Wednesday, September 19, 2012

EZ Flash IV For GBA


I've always used an ancient GBA flash cartridge that needed a parallel port connection to work. Since it is virtually impossible to buy a new laptop with a parallel printer port, I decided to buy a new flash cart that worked via USB. This will save me digging out my old Windows 98 laptop.




The idea is that you copy the ".gba" files onto the microSD card using whatever method you like. I plugged it into a card adapter and plugged that into the port on the side of my laptop. Hilariously Linux managed to mount the card read-only, which was quickly followed by a lot of searching for what could be the cause of the "mount: block device /dev/sdc1 is write-protected, mounting read-only" message. Turns out I had the lock switch in the "locked" position, making the card read only. Durrr..

The build quality of the cartridge is pretty bad, sadly. The shell is a couple of bits of plastic with a slot for its own micro SD card adapter. The microSD fits snugly into the adapter, a bit too snugly initially as I had to give it a fair old shove to get it in there. The adapter then fits equally as tightly into the cartridge itself. Once it's in you need to apply a little too much force to get the adapter out again. I'm worried something will give sooner rather than later.

On a phat DS: everything seems to work. I didn't realise this at first, but the cartridge boots up into DS mode, from where you can select GBA games from the menu and they boot in GBA mode.




On a GBA SP: everything works too, though my "GBA Rogue" port didn't launch :-( I tried a new build of PocketBeeb I've been semi-working on and that did boot on the GBA and DS, so I think perhaps it is a problem with really old homebrew. I also tried an English-patched ROM of Fire Emblem 6, and that worked too. Launching large games takes a while though - I guess this is because they get copied from the microSD onto internal RAM that the actual GBA reads. When I say a while, it takes maybe 10-20 seconds.
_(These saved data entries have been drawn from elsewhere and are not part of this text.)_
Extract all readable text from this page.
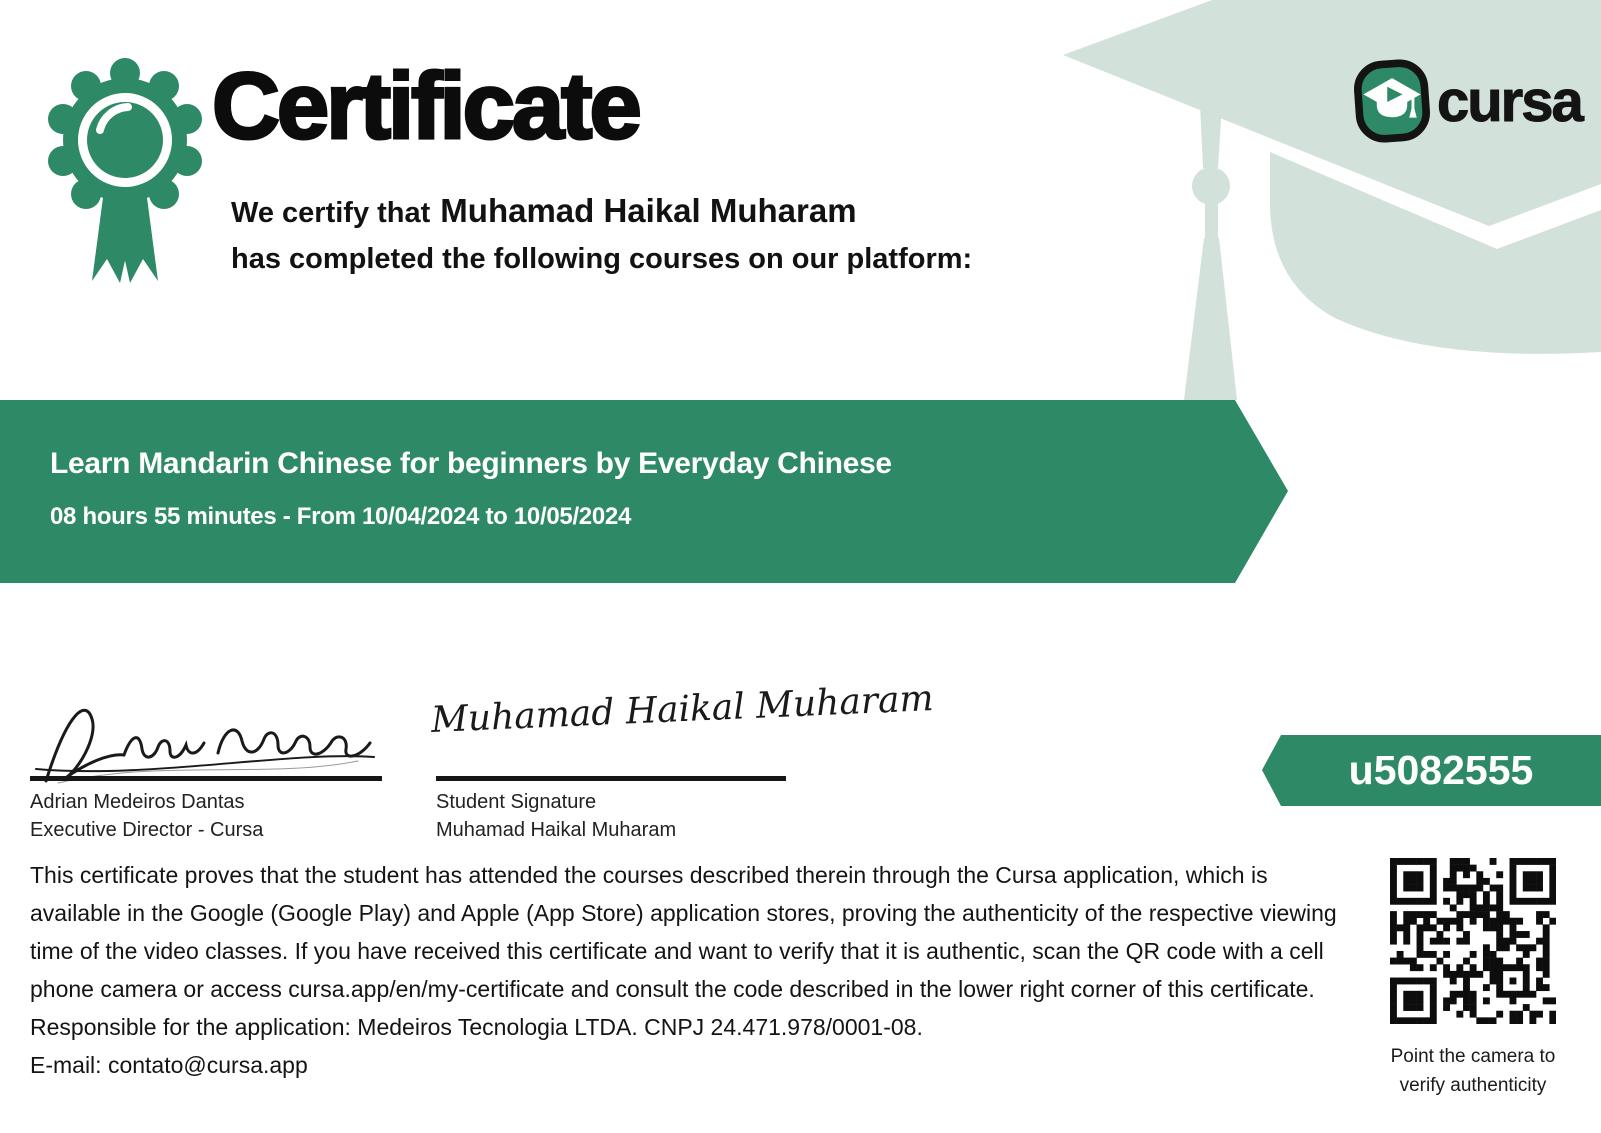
Certificate
We certify that Muhamad Haikal Muharam
has completed the following courses on our platform:
cursa
Learn Mandarin Chinese for beginners by Everyday Chinese
08 hours 55 minutes - From 10/04/2024 to 10/05/2024
u5082555
Muhamad Haikal Muharam
Adrian Medeiros Dantas
Executive Director - Cursa
Student Signature
Muhamad Haikal Muharam
This certificate proves that the student has attended the courses described therein through the Cursa application, which is available in the Google (Google Play) and Apple (App Store) application stores, proving the authenticity of the respective viewing time of the video classes. If you have received this certificate and want to verify that it is authentic, scan the QR code with a cell phone camera or access cursa.app/en/my-certificate and consult the code described in the lower right corner of this certificate.
Responsible for the application: Medeiros Tecnologia LTDA. CNPJ 24.471.978/0001-08.
E-mail: contato@cursa.app	Point the camera to
verify authenticity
The cart boots up into Chinese on the GBA the first time you run it, which threw me a bit. The fourth option down changes the language to English though. One thing I'm not sure about is what the point of overwriting the flashcard "NOR RAM" is - I think this is similar to the old-style GBA carts, but all it seems to do is corrupt the main menu.

Saving seems to work OK too.

Ah, just tried Powder 117 on the DS - it doesn't boot there, but it did boot on the GBA SP. So there are some compatibility problems with homebrew games it seems. Unless Powder does something odd on start up, like checking the hardware type, causing a crash (I don't think it does though). I might try building it from source with a newer devkitARM, see if that fixes things.

All in all, not too bad. Better than having to use the smaller capacity, slower and obsolete parallel-port based flash cartridge that's for sure. Being able to load multiple GBA files is a bonus - the only way to do that on the old cartridge was using pogoshell (on Linux), FTP-ing the file over to the Windows 98 machine, then writing the ROM there with the special software. "Clumsy" is the word.

This new cart was a little pricey mind, costing €35 with a 2Gb card - although the older GBA cart I cost me more back in 2001 I'm pretty sure - but nowadays you don't have much choice about where to buy this stuff. I got this one from r4ds-ds.com and it took about 2 weeks to arrive from Hong Kong to here in Spain with the free shipping option.